Friday, July 30, 2010

Oy. Friday, July 30, 2010


“One does a mitzvah, and this is the thanks one gets?” – The Dybbuk, “A Serious Man”

Poor Larry Gopnik. The physics professor’s wife is in love with a family friend who is too nice to hate. His son would rather smoke pot than study Torah, and his daughter wants a nose job at 16. His tenure is in danger because some anonymous person is writing letters accusing him of improprieties, and a failing student is trying to blackmail him.

Larry’s brother is a gambling deadbeat and lives on Larry’s living room couch, and there’s not enough cash to cover his son’s upcoming Bar Mitzvah. By the time Larry gets into a car accident in the Coen brothers’ dark comedy “A Serious Man,” you can’t stop laughing. But you’re not laughing at Larry. You’re laughing at yourself, because you know how it is to be downright bewildered when so many bad things happen that you really wonder if the Universe itself is conspiring against you.

Larry is a decent fellow, and he wants answers. Is God doing this to him? If so, why? What is he supposed to learn? How is he supposed to act? What message is he not understanding? Desperate, he visits a series of rabbis. But the rabbis seem to have as many questions as Larry.
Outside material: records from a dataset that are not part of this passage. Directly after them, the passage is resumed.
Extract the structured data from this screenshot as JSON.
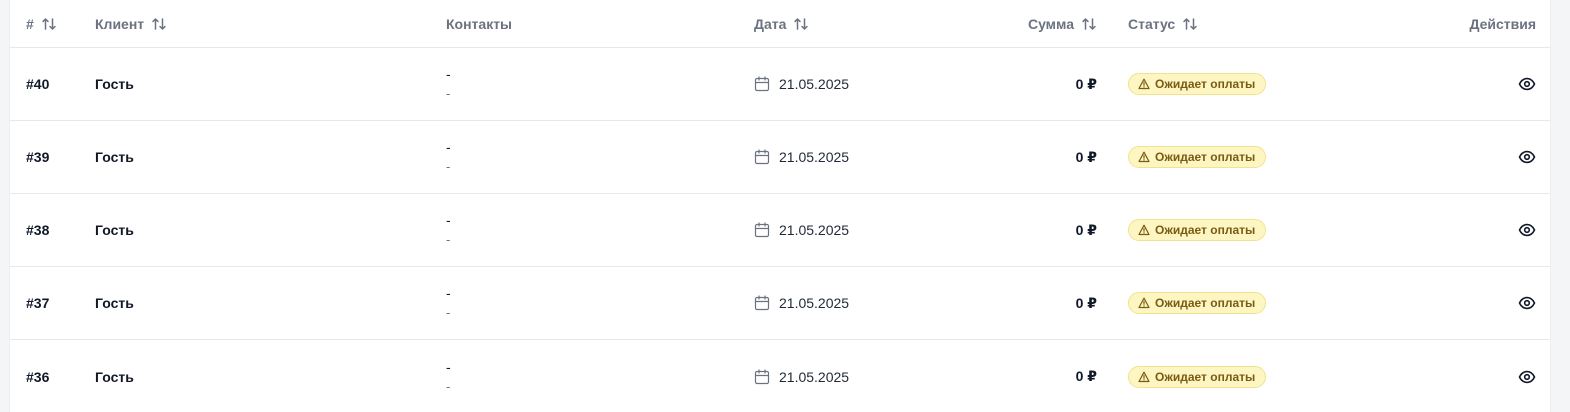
{
  "table": {
    "headers": {
      "id": "#",
      "client": "Клиент",
      "contacts": "Контакты",
      "date": "Дата",
      "sum": "Сумма",
      "status": "Статус",
      "actions": "Действия"
    },
    "rows": [
      {
        "id": "#40",
        "client": "Гость",
        "contact_primary": "-",
        "contact_secondary": "-",
        "date": "21.05.2025",
        "sum": "0 ₽",
        "status": "Ожидает оплаты"
      },
      {
        "id": "#39",
        "client": "Гость",
        "contact_primary": "-",
        "contact_secondary": "-",
        "date": "21.05.2025",
        "sum": "0 ₽",
        "status": "Ожидает оплаты"
      },
      {
        "id": "#38",
        "client": "Гость",
        "contact_primary": "-",
        "contact_secondary": "-",
        "date": "21.05.2025",
        "sum": "0 ₽",
        "status": "Ожидает оплаты"
      },
      {
        "id": "#37",
        "client": "Гость",
        "contact_primary": "-",
        "contact_secondary": "-",
        "date": "21.05.2025",
        "sum": "0 ₽",
        "status": "Ожидает оплаты"
      },
      {
        "id": "#36",
        "client": "Гость",
        "contact_primary": "-",
        "contact_secondary": "-",
        "date": "21.05.2025",
        "sum": "0 ₽",
        "status": "Ожидает оплаты"
      }
    ]
  },
  "icons": {
    "sort": "sort-arrows-icon",
    "date": "calendar-icon",
    "status": "warning-triangle-icon",
    "view": "eye-icon"
  },
  "colors": {
    "header_text": "#6b7280",
    "badge_bg": "#fdf6c3",
    "badge_border": "#f1e38e",
    "badge_text": "#7a5b12",
    "row_divider": "#e6e8eb"
  }
}
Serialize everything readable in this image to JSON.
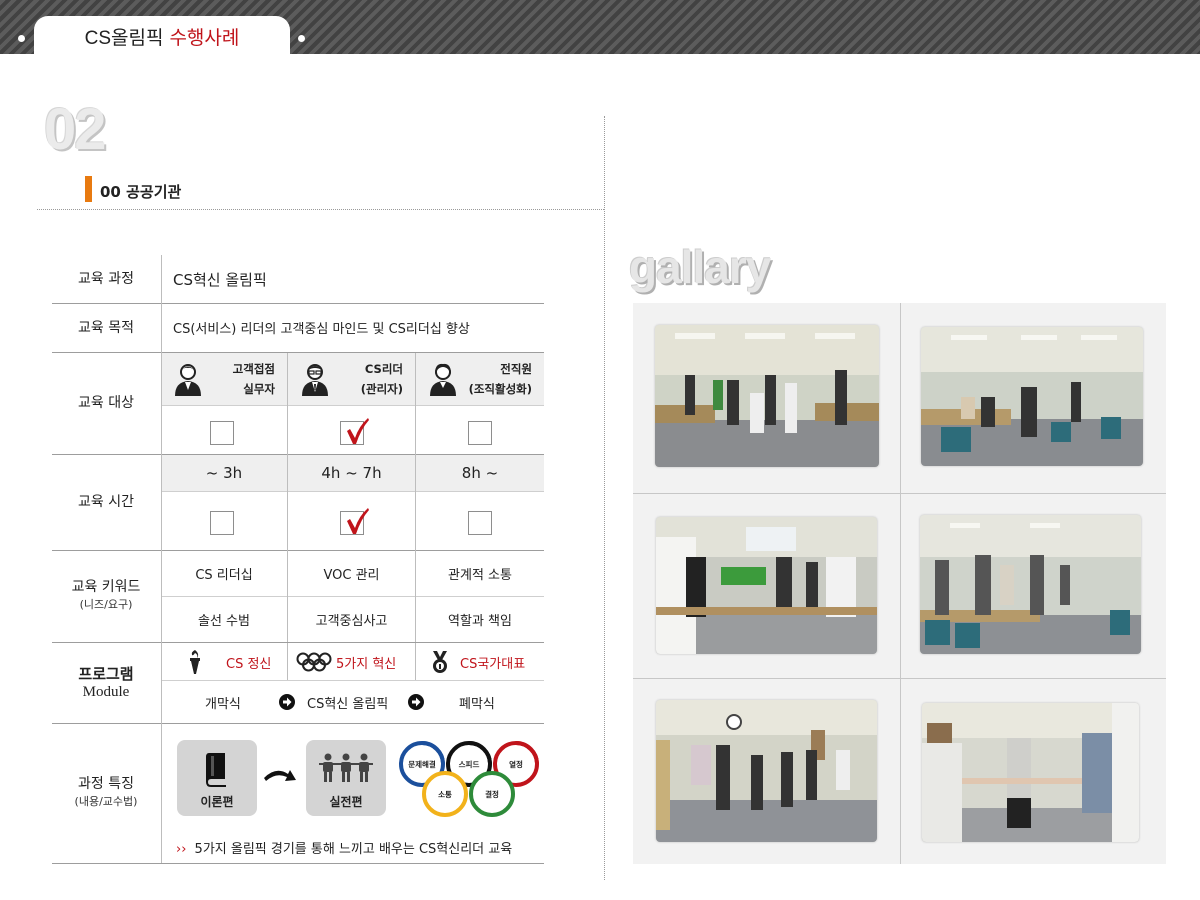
{
  "header": {
    "tab_title": "CS올림픽",
    "tab_accent": "수행사례"
  },
  "section": {
    "number": "02",
    "organization": "00 공공기관"
  },
  "table": {
    "course": {
      "label": "교육 과정",
      "value": "CS혁신 올림픽"
    },
    "purpose": {
      "label": "교육 목적",
      "value": "CS(서비스) 리더의 고객중심 마인드 및 CS리더십 향상"
    },
    "target": {
      "label": "교육 대상",
      "columns": [
        {
          "line1": "고객접점",
          "line2": "실무자",
          "icon": "employee-icon",
          "checked": false
        },
        {
          "line1": "CS리더",
          "line2": "(관리자)",
          "icon": "manager-icon",
          "checked": true
        },
        {
          "line1": "전직원",
          "line2": "(조직활성화)",
          "icon": "staff-icon",
          "checked": false
        }
      ]
    },
    "time": {
      "label": "교육 시간",
      "columns": [
        {
          "value": "~ 3h",
          "checked": false
        },
        {
          "value": "4h ~ 7h",
          "checked": true
        },
        {
          "value": "8h ~",
          "checked": false
        }
      ]
    },
    "keywords": {
      "label": "교육 키워드",
      "sublabel": "(니즈/요구)",
      "row1": [
        "CS 리더십",
        "VOC 관리",
        "관계적 소통"
      ],
      "row2": [
        "솔선 수범",
        "고객중심사고",
        "역할과 책임"
      ]
    },
    "program": {
      "label": "프로그램",
      "label2": "Module",
      "modules": [
        {
          "text": "CS 정신",
          "icon": "torch-icon"
        },
        {
          "text": "5가지 혁신",
          "icon": "olympic-rings-icon"
        },
        {
          "text": "CS국가대표",
          "icon": "medal-icon"
        }
      ],
      "flow": [
        "개막식",
        "CS혁신 올림픽",
        "폐막식"
      ]
    },
    "features": {
      "label": "과정 특징",
      "sublabel": "(내용/교수법)",
      "theory": "이론편",
      "practice": "실전편",
      "rings": [
        "문제해결",
        "스피드",
        "열정",
        "소통",
        "결정"
      ],
      "note": "5가지 올림픽 경기를 통해 느끼고 배우는 CS혁신리더 교육",
      "note_marker": "››"
    }
  },
  "gallery": {
    "title": "gallary",
    "photos": [
      {
        "icon": "workshop-photo"
      },
      {
        "icon": "workshop-photo"
      },
      {
        "icon": "workshop-photo"
      },
      {
        "icon": "workshop-photo"
      },
      {
        "icon": "workshop-photo"
      },
      {
        "icon": "workshop-photo"
      }
    ]
  },
  "colors": {
    "accent_red": "#c0141b",
    "accent_orange": "#e87a10",
    "ring_blue": "#1b4f9c",
    "ring_black": "#111111",
    "ring_red": "#c0141b",
    "ring_yellow": "#f2b21b",
    "ring_green": "#2e8b3a"
  }
}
“I too have had the feeling of losing track of Hashem,” says Rabbi Scott, using a casual Hebrew word for God. “I too have forgotten how to see Him in the world. And when that happens you think, well, if I can't see Him, He isn't there any more, He's gone. But that's not the case. You just need to remember how to see Him.” But then, he manages to compare Hashem to a parking lot.

Rabbi Nachtner isn’t much help either. He’s got a story about a dentist who discovers the words “Help Me, Save Me,” written in Hebrew letters on the teeth of a “Goy” (non-Jew). The dentist becomes obsessed with the finding, and he asks, “Maybe I'm supposed to help people generally, lead a more righteous life? Is the answer in Kaballah? In Torah? Or is there even a question?”

Larry can relate. He wants answers too. But Rabbi Nachter responds, “Sure! We all want the answer! But Hashem doesn't owe us the answer, Larry. Hashem doesn't owe us anything. The obligation runs the other way.” So once again, no answers for Larry. Is there a meaning in his suffering?

As it happens, things get a little better for Larry. But he never sees that burning bush. He never gets unequivocal answers to the questions he asks of God. He never learns why life is so hard, and why bad things happen to good people. But as a physics professor, he is also aware of The Uncertainty Principle, which he teaches in class:

“It proves we can't ever really know... what's going on. So it shouldn't bother you. Not being able to figure anything out. Although you will be responsible for this on the mid-term.”